Noves fora, nada

- Tô zerado.

Necão estava mais cabisbaixo que o normal. Seu Manoel nem ligava mais, tantas as vezes que ouvira suas lamúrias no balcão. Mas nesse dia resolveu dar trela.

- Zerado por quê, ó pá?

- A Lena. Ela foi embora. Tô zerado, portuga.

Seu Manoel deu um risinho escondido e continuou a secar os copos. “Já não era sem tempo”, comentou para si mesmo.

No quarto copo de cachaça, engatou conversa com o freguês ao lado.

- Tô zerado, amigo, perdi meu emprego ontem. E a Lena me deixou.

- É ruim, hein? – respondeu o amigo desconhecido.

- Ruim não é não, amigo. É péssimo. Tô me sentindo um zero à esquerda. Um nada.
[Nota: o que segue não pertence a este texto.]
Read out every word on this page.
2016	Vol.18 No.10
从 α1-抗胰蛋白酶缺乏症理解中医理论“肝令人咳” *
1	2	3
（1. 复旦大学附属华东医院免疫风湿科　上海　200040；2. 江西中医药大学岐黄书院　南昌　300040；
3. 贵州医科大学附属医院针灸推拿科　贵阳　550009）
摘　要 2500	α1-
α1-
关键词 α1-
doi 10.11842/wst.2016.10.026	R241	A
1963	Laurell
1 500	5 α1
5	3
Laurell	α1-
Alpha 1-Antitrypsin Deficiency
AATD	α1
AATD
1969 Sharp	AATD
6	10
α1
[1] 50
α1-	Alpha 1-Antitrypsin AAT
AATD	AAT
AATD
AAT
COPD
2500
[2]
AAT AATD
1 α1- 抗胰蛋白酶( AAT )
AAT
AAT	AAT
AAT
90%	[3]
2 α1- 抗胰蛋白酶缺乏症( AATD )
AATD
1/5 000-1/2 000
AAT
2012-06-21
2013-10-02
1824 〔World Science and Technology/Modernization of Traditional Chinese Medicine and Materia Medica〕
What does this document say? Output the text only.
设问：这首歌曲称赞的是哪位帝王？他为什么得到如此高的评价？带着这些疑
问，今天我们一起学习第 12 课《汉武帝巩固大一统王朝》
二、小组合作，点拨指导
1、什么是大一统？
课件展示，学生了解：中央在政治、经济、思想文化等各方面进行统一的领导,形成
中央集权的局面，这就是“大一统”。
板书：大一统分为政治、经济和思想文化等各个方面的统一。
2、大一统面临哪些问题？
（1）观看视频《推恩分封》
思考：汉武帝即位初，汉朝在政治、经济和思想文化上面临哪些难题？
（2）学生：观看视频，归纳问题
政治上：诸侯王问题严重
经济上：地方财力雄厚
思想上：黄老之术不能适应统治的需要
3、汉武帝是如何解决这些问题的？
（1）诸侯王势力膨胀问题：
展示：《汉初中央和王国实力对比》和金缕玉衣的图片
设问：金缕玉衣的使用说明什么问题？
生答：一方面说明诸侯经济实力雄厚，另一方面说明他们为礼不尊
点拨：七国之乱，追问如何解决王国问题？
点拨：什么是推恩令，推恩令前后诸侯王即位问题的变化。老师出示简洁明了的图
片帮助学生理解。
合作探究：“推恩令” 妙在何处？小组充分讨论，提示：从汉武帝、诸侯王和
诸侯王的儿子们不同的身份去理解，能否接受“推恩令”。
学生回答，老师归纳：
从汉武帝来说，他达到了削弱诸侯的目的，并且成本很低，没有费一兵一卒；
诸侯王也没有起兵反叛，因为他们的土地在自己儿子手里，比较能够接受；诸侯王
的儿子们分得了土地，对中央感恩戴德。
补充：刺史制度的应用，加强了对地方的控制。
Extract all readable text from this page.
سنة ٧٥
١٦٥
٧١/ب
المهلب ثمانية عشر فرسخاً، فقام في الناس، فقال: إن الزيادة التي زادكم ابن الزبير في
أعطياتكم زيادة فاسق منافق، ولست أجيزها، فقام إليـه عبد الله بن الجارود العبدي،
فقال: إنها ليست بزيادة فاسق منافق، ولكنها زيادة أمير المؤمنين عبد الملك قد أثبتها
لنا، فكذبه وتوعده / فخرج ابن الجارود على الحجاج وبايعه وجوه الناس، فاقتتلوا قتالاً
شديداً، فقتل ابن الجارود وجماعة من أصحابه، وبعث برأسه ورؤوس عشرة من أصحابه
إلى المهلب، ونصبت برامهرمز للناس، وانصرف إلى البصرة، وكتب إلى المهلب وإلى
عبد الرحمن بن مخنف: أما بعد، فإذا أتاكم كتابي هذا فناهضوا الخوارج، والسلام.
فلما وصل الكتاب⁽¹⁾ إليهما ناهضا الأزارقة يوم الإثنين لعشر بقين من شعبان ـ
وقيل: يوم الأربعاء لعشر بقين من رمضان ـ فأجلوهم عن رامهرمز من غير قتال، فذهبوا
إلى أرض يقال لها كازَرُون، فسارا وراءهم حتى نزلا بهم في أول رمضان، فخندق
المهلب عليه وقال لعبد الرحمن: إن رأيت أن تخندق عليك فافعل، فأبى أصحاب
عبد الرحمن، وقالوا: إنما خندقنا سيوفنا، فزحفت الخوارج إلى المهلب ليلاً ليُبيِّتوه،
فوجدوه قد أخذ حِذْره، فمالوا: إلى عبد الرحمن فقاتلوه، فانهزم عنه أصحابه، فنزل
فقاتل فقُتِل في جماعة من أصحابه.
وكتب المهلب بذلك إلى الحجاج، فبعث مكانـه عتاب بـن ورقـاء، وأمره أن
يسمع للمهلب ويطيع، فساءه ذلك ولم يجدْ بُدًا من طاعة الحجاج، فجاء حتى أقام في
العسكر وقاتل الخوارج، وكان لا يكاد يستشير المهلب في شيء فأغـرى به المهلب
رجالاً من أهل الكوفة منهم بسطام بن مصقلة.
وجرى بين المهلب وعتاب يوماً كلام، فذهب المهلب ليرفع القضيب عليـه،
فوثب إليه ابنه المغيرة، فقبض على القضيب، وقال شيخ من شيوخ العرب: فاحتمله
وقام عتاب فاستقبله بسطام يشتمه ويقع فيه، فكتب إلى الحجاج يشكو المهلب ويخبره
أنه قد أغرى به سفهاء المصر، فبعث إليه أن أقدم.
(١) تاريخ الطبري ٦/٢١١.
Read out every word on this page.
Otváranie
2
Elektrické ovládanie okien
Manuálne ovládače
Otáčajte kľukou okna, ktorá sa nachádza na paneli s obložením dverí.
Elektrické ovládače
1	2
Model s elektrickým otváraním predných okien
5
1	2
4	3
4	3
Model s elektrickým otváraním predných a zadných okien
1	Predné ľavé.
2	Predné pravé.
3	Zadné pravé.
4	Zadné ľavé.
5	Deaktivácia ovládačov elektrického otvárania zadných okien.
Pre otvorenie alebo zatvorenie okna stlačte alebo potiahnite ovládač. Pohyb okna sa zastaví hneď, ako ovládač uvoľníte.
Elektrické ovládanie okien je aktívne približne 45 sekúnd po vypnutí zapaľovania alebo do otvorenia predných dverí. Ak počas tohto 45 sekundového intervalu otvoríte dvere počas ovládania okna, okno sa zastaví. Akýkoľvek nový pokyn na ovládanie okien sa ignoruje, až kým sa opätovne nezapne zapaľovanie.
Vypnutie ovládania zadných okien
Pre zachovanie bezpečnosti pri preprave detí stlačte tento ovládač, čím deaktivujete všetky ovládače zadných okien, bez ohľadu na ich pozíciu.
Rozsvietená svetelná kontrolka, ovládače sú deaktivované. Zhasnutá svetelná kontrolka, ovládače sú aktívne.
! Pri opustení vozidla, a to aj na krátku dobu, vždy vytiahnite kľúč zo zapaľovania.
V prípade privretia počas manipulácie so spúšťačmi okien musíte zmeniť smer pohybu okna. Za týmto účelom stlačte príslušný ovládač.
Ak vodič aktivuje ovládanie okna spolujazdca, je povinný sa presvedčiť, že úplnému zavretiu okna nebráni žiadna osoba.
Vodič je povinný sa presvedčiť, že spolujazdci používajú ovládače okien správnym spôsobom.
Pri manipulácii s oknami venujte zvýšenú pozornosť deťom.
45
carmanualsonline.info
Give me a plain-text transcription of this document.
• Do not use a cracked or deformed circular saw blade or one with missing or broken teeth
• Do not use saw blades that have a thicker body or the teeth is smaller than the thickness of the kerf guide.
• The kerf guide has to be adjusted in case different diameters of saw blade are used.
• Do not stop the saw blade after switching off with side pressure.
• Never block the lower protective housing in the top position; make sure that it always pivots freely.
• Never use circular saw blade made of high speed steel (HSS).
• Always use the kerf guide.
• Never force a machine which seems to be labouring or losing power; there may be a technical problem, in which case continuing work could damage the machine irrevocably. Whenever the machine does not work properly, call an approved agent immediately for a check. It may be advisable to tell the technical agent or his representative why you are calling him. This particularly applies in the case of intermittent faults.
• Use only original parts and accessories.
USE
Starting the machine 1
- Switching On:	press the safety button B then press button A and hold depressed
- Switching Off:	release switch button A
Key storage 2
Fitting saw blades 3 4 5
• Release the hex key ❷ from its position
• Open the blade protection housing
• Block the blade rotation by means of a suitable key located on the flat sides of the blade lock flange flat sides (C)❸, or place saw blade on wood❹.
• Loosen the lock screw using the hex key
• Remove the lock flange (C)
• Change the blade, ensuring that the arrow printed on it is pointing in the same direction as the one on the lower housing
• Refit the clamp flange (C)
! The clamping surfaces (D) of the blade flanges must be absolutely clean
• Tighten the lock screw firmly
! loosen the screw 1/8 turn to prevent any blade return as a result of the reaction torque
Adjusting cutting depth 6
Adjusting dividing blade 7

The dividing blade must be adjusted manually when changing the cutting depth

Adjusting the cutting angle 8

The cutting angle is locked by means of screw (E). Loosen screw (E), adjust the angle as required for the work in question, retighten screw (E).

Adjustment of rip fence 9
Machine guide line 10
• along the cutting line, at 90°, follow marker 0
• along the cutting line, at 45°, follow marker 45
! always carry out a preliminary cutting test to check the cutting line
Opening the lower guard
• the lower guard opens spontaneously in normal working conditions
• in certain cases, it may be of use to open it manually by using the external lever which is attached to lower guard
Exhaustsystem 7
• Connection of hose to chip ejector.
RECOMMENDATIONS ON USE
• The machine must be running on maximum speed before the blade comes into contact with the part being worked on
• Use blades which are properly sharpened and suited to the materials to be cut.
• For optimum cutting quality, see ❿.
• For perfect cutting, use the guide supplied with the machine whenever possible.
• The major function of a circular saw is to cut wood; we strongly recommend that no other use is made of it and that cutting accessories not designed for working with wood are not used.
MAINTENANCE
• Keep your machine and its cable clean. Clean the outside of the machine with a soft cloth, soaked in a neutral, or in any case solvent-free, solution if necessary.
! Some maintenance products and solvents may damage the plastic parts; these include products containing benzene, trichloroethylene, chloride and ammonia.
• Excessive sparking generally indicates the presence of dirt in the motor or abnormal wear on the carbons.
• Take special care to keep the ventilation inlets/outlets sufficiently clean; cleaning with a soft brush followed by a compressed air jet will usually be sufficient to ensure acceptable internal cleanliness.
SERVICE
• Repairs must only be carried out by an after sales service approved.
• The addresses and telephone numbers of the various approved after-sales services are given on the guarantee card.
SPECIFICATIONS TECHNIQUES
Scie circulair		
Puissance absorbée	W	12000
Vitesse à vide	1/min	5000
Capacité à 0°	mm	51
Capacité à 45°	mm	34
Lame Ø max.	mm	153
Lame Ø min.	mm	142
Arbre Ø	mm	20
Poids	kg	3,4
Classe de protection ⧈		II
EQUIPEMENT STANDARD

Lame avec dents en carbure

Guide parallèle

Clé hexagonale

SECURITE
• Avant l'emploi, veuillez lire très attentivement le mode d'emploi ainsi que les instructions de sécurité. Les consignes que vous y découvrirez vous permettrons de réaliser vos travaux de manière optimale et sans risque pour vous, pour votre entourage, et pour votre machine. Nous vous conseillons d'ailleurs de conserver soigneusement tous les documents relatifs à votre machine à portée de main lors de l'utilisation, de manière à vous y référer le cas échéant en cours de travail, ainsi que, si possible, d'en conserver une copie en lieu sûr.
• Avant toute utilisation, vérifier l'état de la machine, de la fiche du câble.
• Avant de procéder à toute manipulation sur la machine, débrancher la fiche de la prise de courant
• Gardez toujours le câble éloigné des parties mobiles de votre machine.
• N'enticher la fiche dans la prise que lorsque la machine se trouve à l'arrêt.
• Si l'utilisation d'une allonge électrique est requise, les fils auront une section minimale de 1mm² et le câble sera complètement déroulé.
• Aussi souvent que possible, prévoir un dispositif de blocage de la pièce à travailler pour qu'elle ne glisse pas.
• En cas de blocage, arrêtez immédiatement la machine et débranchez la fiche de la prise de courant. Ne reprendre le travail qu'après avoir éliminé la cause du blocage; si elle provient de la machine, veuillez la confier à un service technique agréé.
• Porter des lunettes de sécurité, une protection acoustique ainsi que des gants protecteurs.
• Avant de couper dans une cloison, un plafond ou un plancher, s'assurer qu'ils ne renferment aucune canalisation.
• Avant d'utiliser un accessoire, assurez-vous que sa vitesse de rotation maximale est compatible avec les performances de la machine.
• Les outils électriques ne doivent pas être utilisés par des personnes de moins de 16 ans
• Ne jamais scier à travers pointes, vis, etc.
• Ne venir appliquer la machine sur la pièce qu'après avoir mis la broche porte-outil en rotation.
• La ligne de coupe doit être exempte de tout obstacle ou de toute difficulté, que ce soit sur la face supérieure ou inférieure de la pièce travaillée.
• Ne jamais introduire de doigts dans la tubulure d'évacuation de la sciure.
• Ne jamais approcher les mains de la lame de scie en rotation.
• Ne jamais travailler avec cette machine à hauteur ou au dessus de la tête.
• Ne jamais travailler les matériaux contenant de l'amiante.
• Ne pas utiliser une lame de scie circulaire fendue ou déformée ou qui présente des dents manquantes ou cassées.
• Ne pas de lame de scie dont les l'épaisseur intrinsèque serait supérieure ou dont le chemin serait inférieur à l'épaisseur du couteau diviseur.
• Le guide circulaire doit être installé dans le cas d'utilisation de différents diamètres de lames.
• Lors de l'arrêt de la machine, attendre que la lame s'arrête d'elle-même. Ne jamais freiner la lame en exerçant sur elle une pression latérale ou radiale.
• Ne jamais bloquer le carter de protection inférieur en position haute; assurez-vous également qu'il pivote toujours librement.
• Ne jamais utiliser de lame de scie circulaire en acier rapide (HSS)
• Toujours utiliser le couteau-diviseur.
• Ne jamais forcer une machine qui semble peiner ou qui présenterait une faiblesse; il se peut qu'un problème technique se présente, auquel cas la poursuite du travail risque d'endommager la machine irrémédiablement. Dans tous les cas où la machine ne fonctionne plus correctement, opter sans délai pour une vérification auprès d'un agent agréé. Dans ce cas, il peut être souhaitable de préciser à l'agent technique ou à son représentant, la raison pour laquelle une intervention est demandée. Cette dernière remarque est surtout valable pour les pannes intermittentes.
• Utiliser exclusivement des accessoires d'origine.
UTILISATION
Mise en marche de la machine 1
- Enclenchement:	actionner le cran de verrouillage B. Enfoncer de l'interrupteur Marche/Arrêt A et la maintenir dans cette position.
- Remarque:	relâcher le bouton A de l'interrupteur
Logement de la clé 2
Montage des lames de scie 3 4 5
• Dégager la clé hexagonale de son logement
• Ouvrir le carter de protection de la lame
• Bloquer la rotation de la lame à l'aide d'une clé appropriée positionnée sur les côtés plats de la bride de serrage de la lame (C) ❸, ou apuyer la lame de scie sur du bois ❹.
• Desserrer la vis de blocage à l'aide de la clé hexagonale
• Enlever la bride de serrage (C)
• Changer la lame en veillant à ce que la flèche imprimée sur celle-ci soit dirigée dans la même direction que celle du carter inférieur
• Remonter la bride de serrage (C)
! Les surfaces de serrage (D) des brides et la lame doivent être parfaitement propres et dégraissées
O homem se viu transportado a uma música do Chico Buarque, mas não era o amigo pra essas coisas. Também deu um risinho escondido e voltou para sua cerveja. “Mais um pobre coitado”, pensou consigo.

Duas horas se passaram, e seu Manoel estava disposto a não servir mais cachaça ao Necão. Já via seus olhos vermelhos, olhos que estava cansado de ver avermelharem-se aos poucos naquele balcão sebento onde tantos Necões iam hidratar as mazelas mergulhando-as na sua cachaça de Pirassununga. De alambique, da boa.

- Dá mais uma, portuga.

- Chega agora, Necão. Já é muito, ouviste?

- A saideira, vai...

- Não. Toma a conta, paga e vai.

Necão olhou com dificuldade para o papel cheio de garranchos e respingado de água. Afastou-o do rosto até o limite do comprimento do braço, apertou os olhos, franziu a testa.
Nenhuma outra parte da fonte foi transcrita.